FIG. 1 is a system diagram of a condensate / water supply system of a steam turbine plant to which a drain tank control device of the present invention is applied.

FIG. 2 is a diagram showing an embodiment of a drain tank control device of the present invention.

FIG. 3 is a diagram showing another embodiment of the drain tank control device of the present invention.

FIG. 4 is a change diagram of a flow rate setting value with respect to a load.

FIG. 5 is a change diagram of an overflow drain set value with respect to a load.

FIG. 6 is a system diagram of a condensate / water supply system of a conventional nuclear power plant.

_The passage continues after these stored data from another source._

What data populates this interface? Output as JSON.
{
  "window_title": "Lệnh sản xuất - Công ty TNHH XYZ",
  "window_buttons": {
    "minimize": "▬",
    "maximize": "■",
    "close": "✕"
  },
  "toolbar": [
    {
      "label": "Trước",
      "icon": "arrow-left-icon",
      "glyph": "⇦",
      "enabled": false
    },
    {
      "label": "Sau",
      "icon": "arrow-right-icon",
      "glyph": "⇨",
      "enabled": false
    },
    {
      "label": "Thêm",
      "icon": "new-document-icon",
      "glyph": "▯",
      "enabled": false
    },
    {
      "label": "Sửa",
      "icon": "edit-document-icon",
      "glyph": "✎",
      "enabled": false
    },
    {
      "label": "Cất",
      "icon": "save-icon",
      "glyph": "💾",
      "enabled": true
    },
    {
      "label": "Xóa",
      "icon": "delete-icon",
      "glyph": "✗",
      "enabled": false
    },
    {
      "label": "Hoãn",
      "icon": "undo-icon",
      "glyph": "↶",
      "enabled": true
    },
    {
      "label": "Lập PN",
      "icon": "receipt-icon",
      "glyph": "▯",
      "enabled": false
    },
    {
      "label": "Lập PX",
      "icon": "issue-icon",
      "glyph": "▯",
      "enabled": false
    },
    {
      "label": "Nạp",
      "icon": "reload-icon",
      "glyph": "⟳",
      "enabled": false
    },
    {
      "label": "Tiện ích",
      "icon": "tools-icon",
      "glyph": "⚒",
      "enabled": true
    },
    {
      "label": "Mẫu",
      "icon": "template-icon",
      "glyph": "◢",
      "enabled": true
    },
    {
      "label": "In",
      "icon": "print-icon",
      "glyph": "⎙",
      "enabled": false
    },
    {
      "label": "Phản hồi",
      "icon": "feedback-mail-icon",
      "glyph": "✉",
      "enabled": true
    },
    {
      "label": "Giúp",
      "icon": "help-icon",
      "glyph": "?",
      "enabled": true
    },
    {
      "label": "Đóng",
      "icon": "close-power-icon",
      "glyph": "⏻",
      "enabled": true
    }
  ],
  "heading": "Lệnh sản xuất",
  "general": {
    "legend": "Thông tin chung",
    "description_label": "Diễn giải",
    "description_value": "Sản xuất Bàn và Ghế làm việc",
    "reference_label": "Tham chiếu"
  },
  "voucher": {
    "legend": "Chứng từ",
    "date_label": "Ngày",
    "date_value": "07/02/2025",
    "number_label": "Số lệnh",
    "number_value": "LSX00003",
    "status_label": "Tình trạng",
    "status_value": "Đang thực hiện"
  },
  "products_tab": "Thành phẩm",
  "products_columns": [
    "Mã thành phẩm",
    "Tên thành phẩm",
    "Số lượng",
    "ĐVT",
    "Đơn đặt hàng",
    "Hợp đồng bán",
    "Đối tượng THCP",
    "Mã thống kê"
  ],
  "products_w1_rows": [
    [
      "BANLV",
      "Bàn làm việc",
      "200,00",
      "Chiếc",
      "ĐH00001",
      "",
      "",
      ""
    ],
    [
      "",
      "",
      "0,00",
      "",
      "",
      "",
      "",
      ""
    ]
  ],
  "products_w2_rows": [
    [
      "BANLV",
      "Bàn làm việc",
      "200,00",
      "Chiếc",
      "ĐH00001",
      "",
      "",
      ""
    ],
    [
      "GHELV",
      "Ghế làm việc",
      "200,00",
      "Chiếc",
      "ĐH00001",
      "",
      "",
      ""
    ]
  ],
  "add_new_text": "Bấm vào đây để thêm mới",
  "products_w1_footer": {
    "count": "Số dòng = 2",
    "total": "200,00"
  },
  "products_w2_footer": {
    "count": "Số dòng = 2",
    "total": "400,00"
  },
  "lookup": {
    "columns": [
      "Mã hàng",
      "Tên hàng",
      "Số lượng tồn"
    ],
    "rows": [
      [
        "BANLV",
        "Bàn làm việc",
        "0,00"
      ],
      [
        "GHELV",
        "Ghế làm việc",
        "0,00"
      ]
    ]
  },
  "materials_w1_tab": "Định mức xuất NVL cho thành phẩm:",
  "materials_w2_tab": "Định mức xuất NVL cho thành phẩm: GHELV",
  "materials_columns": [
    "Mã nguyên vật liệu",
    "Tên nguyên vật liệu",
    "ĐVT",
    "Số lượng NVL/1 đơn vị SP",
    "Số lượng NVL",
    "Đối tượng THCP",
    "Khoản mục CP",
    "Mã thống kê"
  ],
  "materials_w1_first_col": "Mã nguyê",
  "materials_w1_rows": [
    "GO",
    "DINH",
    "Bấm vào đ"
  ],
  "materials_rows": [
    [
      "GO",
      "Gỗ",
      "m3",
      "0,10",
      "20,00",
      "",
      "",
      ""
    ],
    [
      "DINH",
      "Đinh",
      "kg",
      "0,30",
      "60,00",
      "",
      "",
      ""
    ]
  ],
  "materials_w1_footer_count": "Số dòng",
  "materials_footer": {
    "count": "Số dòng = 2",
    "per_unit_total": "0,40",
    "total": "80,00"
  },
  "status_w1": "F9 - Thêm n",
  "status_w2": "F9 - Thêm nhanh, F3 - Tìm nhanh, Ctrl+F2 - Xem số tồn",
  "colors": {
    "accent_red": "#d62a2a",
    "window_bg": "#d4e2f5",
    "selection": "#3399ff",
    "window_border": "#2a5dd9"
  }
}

FIG. 7 is a diagram showing a conventional drain tank control device.

[Explanation of symbols]

 5a, 5b, 5c, 5d Low-pressure feed water heater 7a, 7b High-pressure feed water heater 11,15 Drain tank 12 Drain pump 18 Water level meter 23 Water level control valve 30 Drain control valve 31 Flow meter 32 Flow control unit 33 Adder 34 Water level control Part 36 High value priority device 37 Flow rate setting device 38 Flow prevention setting device 39 Low value priority device 40 NPSH setting device 42 Multiplier

Claims (6)

[Claims] 1. A feed water heater drain pump for storing drainage condensed by a feed water heater provided in a condensate / feed water system in a drain tank and then feeding the drain water to the condensate / feed water system via a drain pump. In a drain tank control device of a steam turbine plant equipped with an up system, a correction signal corresponding to the water level in the drain tank is added to the flow rate control signal that controls the flow rate of the drain sent from the drain tank to the condensate / water supply system. A drain tank control device for a steam turbine plant, characterized in that addition is performed. 2. A feed water heater drain pump that stores the drain condensed by a feed water heater provided in the condensate / feed water system in a drain tank and then feeds it to the steam condensate / feed water system via a drain pump. In a drain tank control device of a steam turbine plant equipped with an up system, it corresponds to the deviation signal of the actual drain flow rate signal and setting signal of the drain sent from the drain tank to the condensate / water supply system, and the water level in the drain tank. A drain tank control device for a steam turbine plant, wherein a high value signal with a flow rate correction signal is output as a drain flow rate control signal. 3. A drain tank controller for a steam turbine plant according to claim 1, wherein the flow rate setting signal for controlling the flow rate of the drain is corrected based on the load signal of the generator. . 4. The drain tank control of a steam turbine plant according to claim 1, wherein the drain flow rate control signal is limited by a setting signal from a drain pump overflow prevention setting device. apparatus. 5. The drain tank control device for a steam turbine plant according to claim 4, wherein the setting signal of the drain pump overflow prevention setting device is corrected based on the load signal of the generator. 6. A minimum push head setting device for ensuring the minimum push head of the drain pump is provided, and a control signal is given to the drain control valve so that the actual water level does not fall below the set value of the minimum push head setting device. The drain tank control device for a steam turbine plant according to claim 1 or 2, characterized in that.